Les téléphones mobiles des professionnels de santé représentent un danger pour les patients

En France, près d’un million d’individus sont infectés chaque année par des infections nosocomiales généralement contractées dans un établissement de santé suite à un contact avec un individu porteur de germe ou avec des objets contaminés.

Dans ce sens, des chercheurs l’Université Western de São Paulo a profité de l’évènement annuel baptisé « American Society of Microbiology » qui s’est déroulé à San Francisco en juin dernier pour faire valoir que les téléphones portables des professionnels de santé sont des « réservoirs à microbes ». Ces derniers ont même tenu à souligner que la majorité des microorganismes détectés sont à l’origine des pestilences susmentionnées.


Un réservoir à microbes ambulant

D’après les chercheurs de l’Université Western de São Paulo, les téléphones portables des professionnels de santé représentent un danger supplémentaire pour les patients. En concentrant leurs études sur une centaine de ces appareils appartenant à des étudiants dans ce secteur, ces derniers ont en effet détecté la présence de différents microorganismes pathogènes.

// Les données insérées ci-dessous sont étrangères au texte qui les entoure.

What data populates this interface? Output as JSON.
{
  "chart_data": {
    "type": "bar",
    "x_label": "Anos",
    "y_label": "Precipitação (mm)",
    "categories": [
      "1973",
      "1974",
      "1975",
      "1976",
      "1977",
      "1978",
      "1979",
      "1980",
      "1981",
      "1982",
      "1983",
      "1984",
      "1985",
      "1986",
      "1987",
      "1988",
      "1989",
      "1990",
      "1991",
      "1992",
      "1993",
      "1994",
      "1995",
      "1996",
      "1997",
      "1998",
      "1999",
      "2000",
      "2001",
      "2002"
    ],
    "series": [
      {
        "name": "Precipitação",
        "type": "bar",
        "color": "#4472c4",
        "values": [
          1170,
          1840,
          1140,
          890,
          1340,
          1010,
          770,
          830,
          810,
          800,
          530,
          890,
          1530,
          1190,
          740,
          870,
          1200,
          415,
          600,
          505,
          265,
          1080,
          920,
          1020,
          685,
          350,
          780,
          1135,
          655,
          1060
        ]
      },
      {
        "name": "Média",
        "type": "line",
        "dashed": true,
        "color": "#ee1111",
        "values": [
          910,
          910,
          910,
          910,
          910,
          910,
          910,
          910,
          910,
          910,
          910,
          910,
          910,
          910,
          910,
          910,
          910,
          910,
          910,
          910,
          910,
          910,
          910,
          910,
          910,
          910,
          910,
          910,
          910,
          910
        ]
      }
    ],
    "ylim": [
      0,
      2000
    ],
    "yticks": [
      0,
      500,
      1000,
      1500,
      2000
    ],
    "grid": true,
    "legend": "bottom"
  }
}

Cette étude a en effet mis en exergue toutes sortes de bactéries isolées dont la moitié (50%) est capable d’adhérer aux surfaces et un plus grand nombre (85%) est résistant à l’antibiotique (pénicilline).

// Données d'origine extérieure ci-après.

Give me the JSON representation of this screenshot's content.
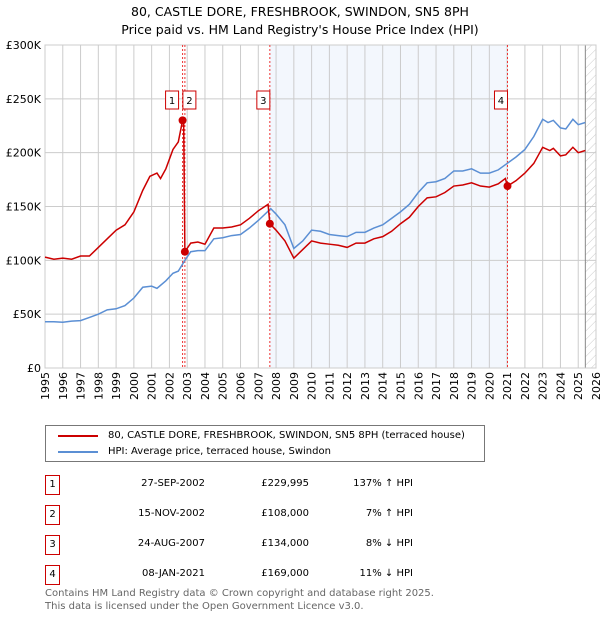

Mais le plus inquiétant est l’existence du staphylocoque doré sur 40% de ces outils de communication. Ceux à l’origine de près de 16% des cas d’infections nosocomiales comme :

  • Les infections cutanées telles que le furoncle, la folliculite, le panaris, l’impétigo, ou l’abcès mammaires ; 
  • L’ostéomyélite ; 
  • L’endocardite ; 
  • Les infections de la sphère ORL comme la conjonctivite, l’otite et la pneumonie ; 
  • La septicémie ; 
  • Le syndrome du choc toxique.

Un incident indemnisé

Les infections nosocomiales touchent chaque année entre 700 000 et 1 000 000 d’individus sur l’ensemble du territoire. Et avec la montée en scène des portables des professionnels de santés, la situation risque de s’aggraver. À noter cependant que 20 à 30% des contaminations seraient évitables à travers des normes d’hygiène très strictes. Le principal élément de lutte outre la souscription à une mutuelle santé qui prend en charge les frais médicaux dans le sens où l’assuré est contaminé.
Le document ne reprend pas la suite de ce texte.